Missão cumprida papai!

Me parece das missões das mais difíceis ser pai de menina.
Digo isso por mim, para que não haja controvérsias, já  que não é a polêmica o objetivo desta postagem.
Para uma menina seu pai é o seu primeiro grande amor, é a sua primeira e mais forte referência masculina, é sua fonte de inspiração na relação homem-mulher, é seu ponto de partida nas relações afetivas.
Meu pai sempre teve defeitos como qualquer ser humano, mas soube, com toda a sua simplicidade, me mostrar o que é o amor, como se deve demonstrar, oferecer e receber carinho. 
Graças a ele eu soube que o carinho a gente oferece e ponto, a outra pessoa aceita se quiser, sem obrigação, sem cobrança, sem esperar nada como retorno.
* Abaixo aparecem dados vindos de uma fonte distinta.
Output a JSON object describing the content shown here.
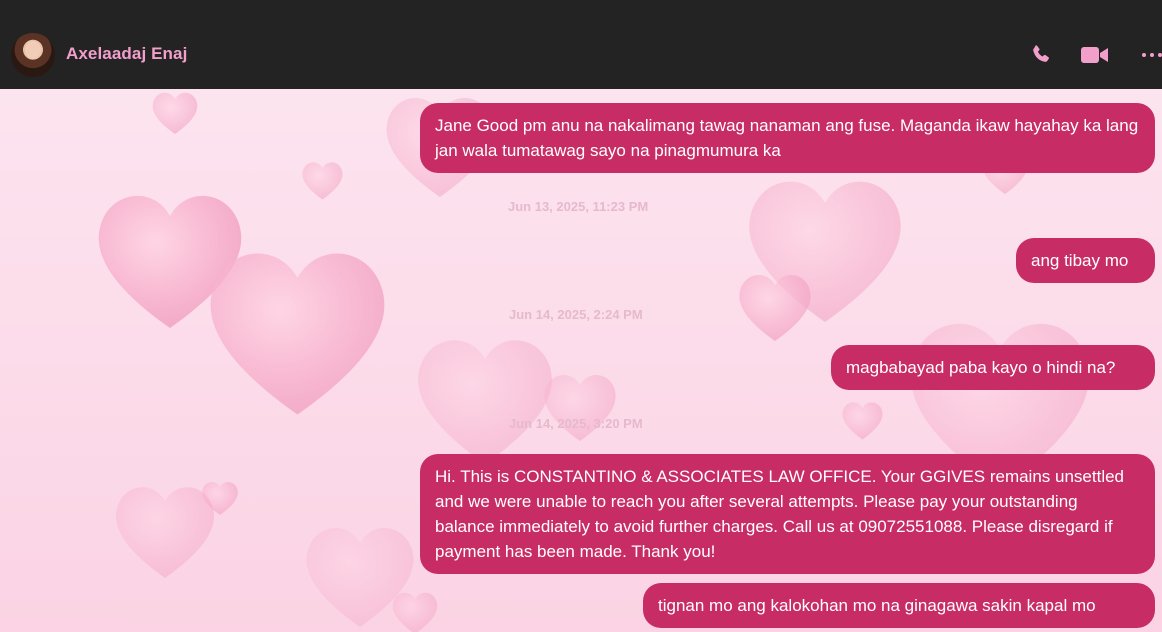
{
  "header": {
    "contact_name": "Axelaadaj Enaj",
    "icons": [
      "phone-icon",
      "video-icon",
      "more-icon"
    ],
    "accent_color": "#f29fcb"
  },
  "messages": [
    {
      "text": "Jane Good pm anu na nakalimang tawag nanaman ang fuse. Maganda ikaw hayahay ka lang jan wala tumatawag sayo na pinagmumura ka"
    },
    {
      "text": "ang tibay mo"
    },
    {
      "text": "magbabayad paba kayo o hindi na?"
    },
    {
      "text": "Hi. This is CONSTANTINO & ASSOCIATES LAW OFFICE. Your GGIVES remains unsettled and we were unable to reach you after several attempts. Please pay your outstanding balance immediately to avoid further charges. Call us at 09072551088. Please disregard if payment has been made. Thank you!"
    },
    {
      "text": "tignan mo ang kalokohan mo na ginagawa sakin kapal mo"
    }
  ],
  "timestamps": [
    "Jun 13, 2025, 11:23 PM",
    "Jun 14, 2025, 2:24 PM",
    "Jun 14, 2025, 3:20 PM"
  ],
  "colors": {
    "header_bg": "#232323",
    "bubble": "#c82c64",
    "chat_bg": "#fce4ef"
  }
}
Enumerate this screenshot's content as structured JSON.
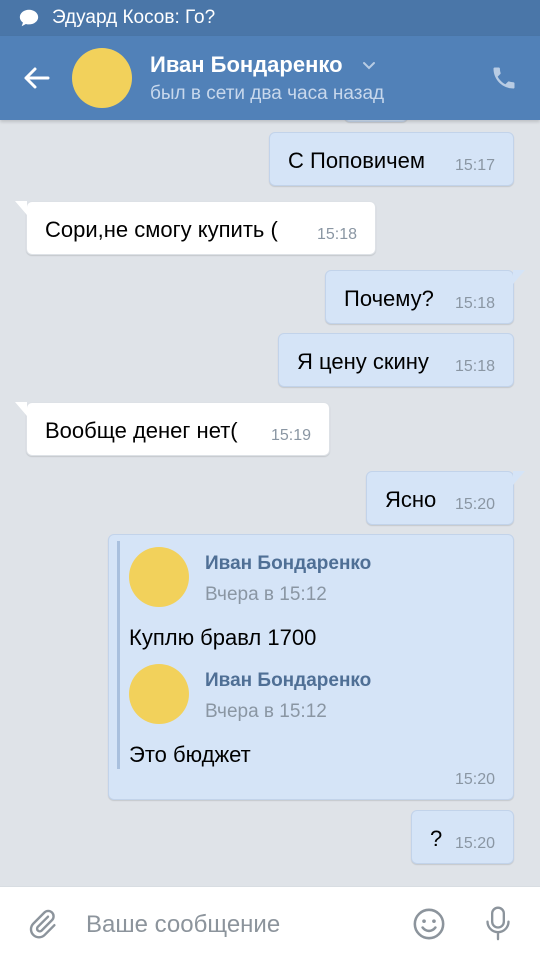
{
  "notification": {
    "icon": "chat-bubble-icon",
    "text": "Эдуард Косов: Го?"
  },
  "header": {
    "name": "Иван Бондаренко",
    "status": "был в сети два часа назад",
    "avatar_color": "#f2d15b",
    "bar_color": "#5181b8"
  },
  "messages": [
    {
      "dir": "out",
      "text": "С Поповичем",
      "time": "15:17"
    },
    {
      "dir": "in",
      "text": "Сори,не смогу купить (",
      "time": "15:18"
    },
    {
      "dir": "out",
      "text": "Почему?",
      "time": "15:18"
    },
    {
      "dir": "out",
      "text": "Я цену скину",
      "time": "15:18"
    },
    {
      "dir": "in",
      "text": "Вообще денег нет(",
      "time": "15:19"
    },
    {
      "dir": "out",
      "text": "Ясно",
      "time": "15:20"
    },
    {
      "dir": "out",
      "text": "?",
      "time": "15:20"
    }
  ],
  "forwarded": {
    "time": "15:20",
    "items": [
      {
        "name": "Иван Бондаренко",
        "date": "Вчера в 15:12",
        "text": "Куплю бравл 1700"
      },
      {
        "name": "Иван Бондаренко",
        "date": "Вчера в 15:12",
        "text": "Это бюджет"
      }
    ]
  },
  "input": {
    "placeholder": "Ваше сообщение"
  }
}
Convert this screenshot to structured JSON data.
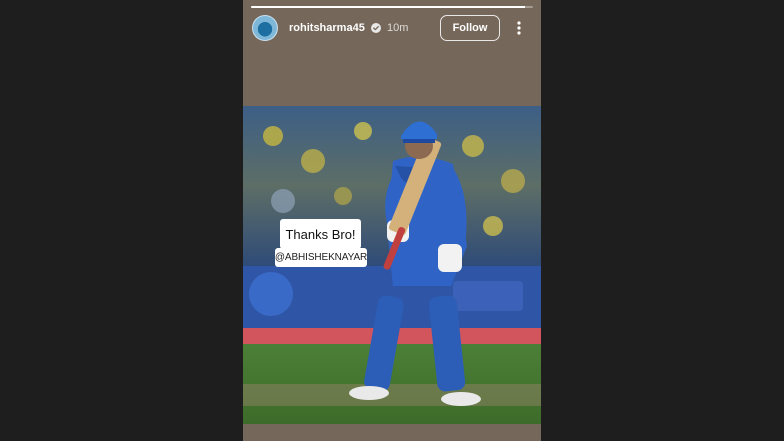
{
  "story": {
    "progress": 0.97,
    "username": "rohitsharma45",
    "verified": true,
    "time_ago": "10m",
    "follow_label": "Follow",
    "icons": {
      "avatar": "profile-avatar",
      "verified": "verified-badge-icon",
      "more": "more-vertical-icon"
    }
  },
  "stickers": {
    "text": "Thanks Bro!",
    "mention": "@ABHISHEKNAYAR"
  },
  "colors": {
    "page_background": "#1e1e1e",
    "story_background": "#75675a",
    "team_blue": "#2f5fb8",
    "pitch_green": "#4f8a3a"
  }
}
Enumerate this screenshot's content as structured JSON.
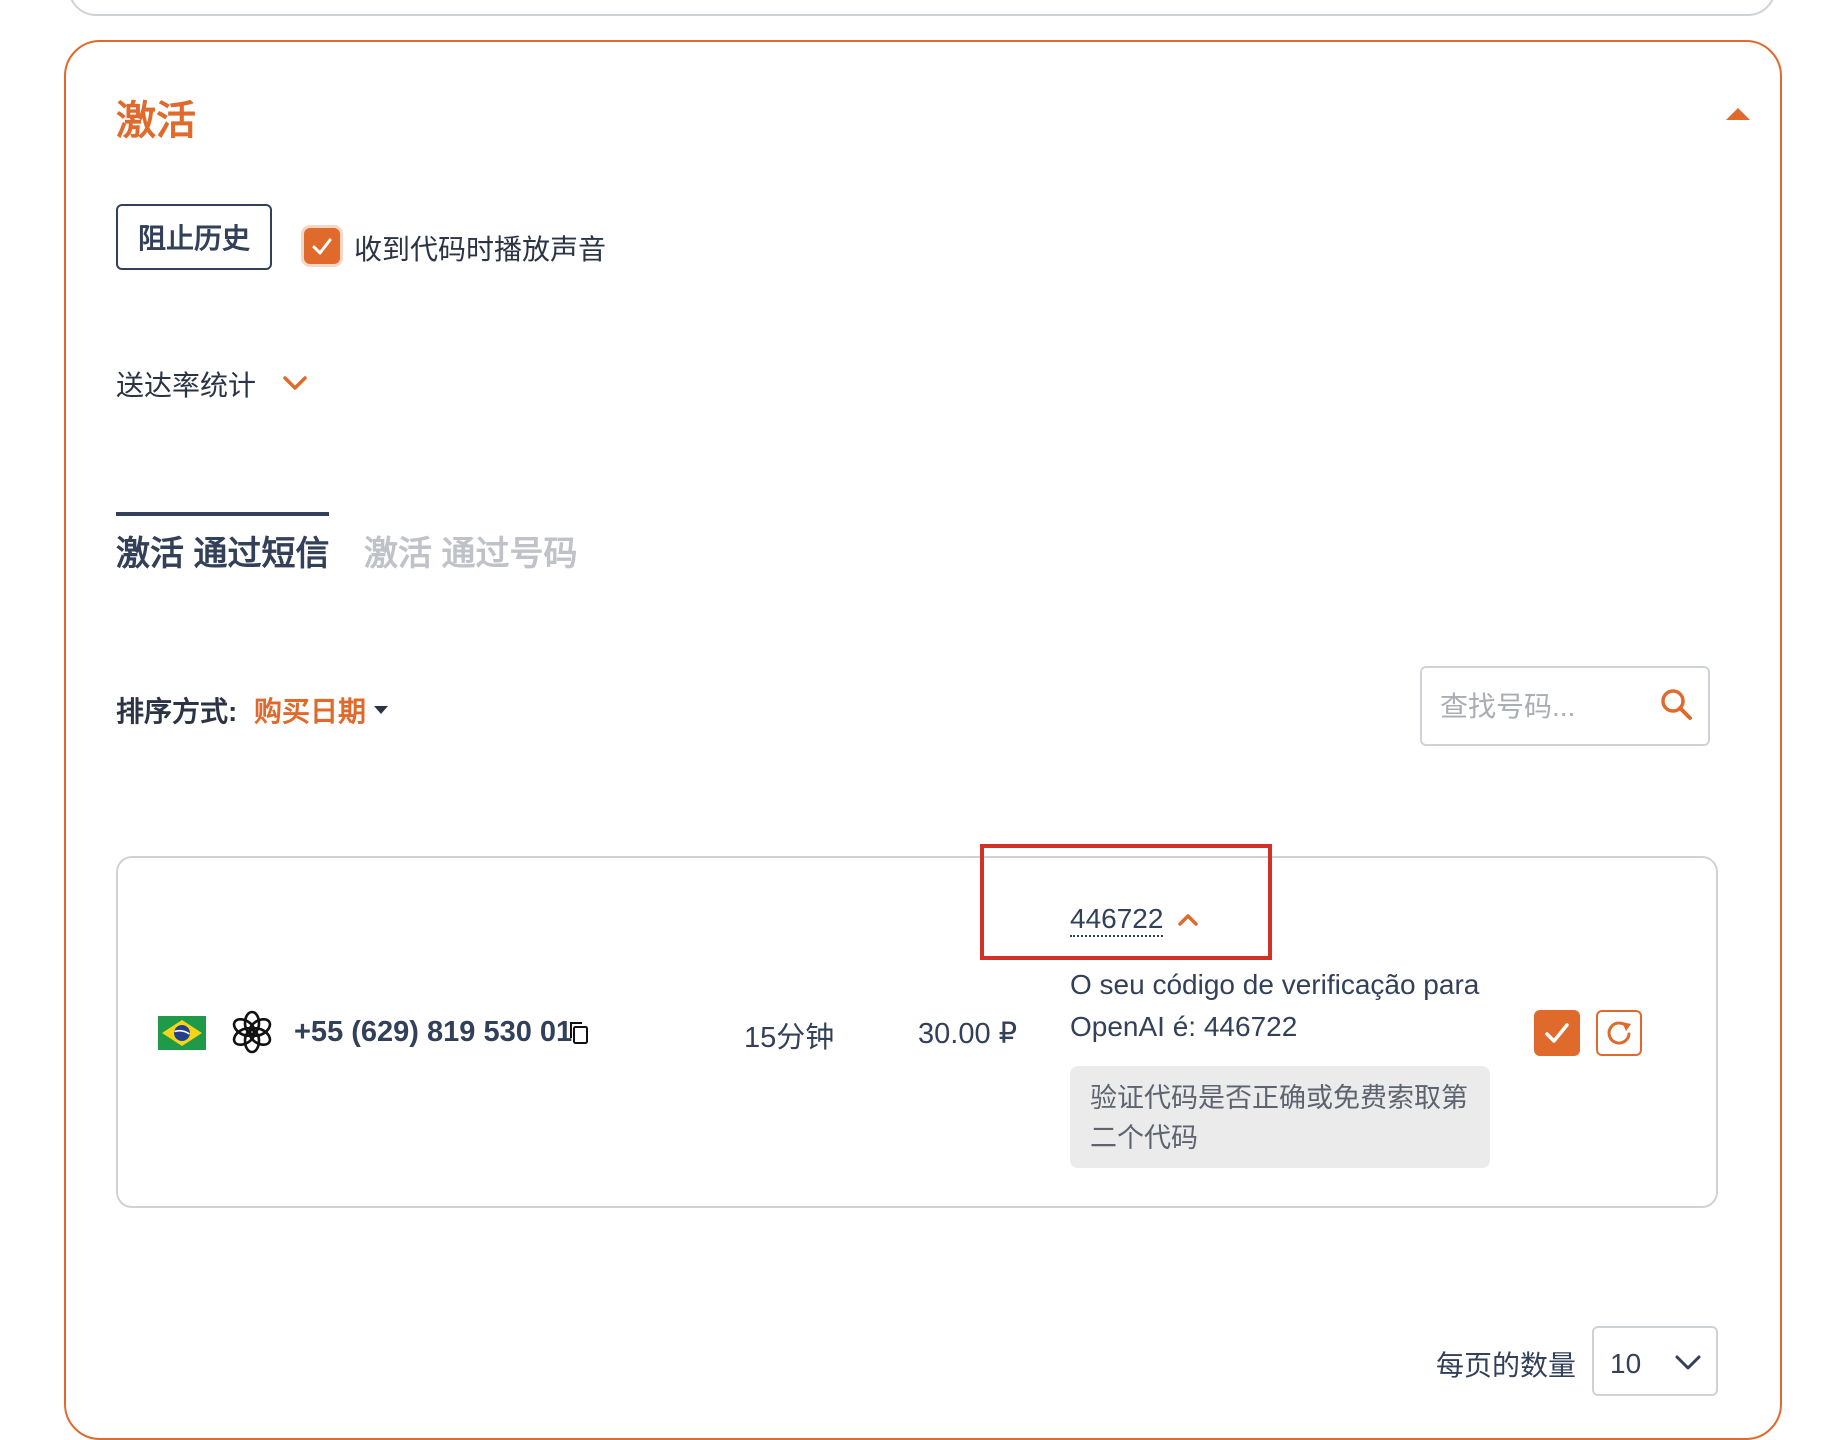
{
  "panel": {
    "title": "激活"
  },
  "controls": {
    "block_history_label": "阻止历史",
    "sound_label": "收到代码时播放声音",
    "sound_checked": true,
    "stats_label": "送达率统计"
  },
  "tabs": [
    {
      "label": "激活 通过短信",
      "active": true
    },
    {
      "label": "激活 通过号码",
      "active": false
    }
  ],
  "sort": {
    "label": "排序方式:",
    "value": "购买日期"
  },
  "search": {
    "placeholder": "查找号码..."
  },
  "activation": {
    "country_flag": "brazil-flag",
    "service_icon": "openai-icon",
    "phone": "+55 (629) 819 530 01",
    "duration": "15分钟",
    "price": "30.00 ₽",
    "code": "446722",
    "message": "O seu código de verificação para OpenAI é: 446722",
    "verify_hint": "验证代码是否正确或免费索取第二个代码"
  },
  "pagination": {
    "per_page_label": "每页的数量",
    "per_page_value": "10"
  },
  "colors": {
    "accent": "#e06a2c",
    "text_dark": "#33405a",
    "highlight": "#d33128",
    "border": "#cfd2d7"
  }
}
Meu pai sempre foi muito carinhoso comigo, mesmo quando não estávamos mais perto fisicamente, ele me telefonava para dizer que me amava e que sentia saudade e para me perguntar se eu estava feliz. Sempre me dizia para buscar um trabalho pelo qual eu fosse apaixonada porque trabalhar sem amar o que se faz era muito cansativo. Foi o que eu fiz. Hoje amo apaixonadamente o que eu faço e não me canso.
Meu pai me ensinou a ser independente, desapegada, a ser do mundo e a ter sede de conhecimento.
Meu pai me ensinou que o respeito é coisa que não se exige, ele é emanado por você, as pessoas ao seu redor apenas o sentem porque ele já está em você.
Ele sempre respeitou minhas escolhas, apesar de as vezes não concordar com algumas delas, nunca invadiu minha vida com opiniões e julgamentos que eu não tenha pedido.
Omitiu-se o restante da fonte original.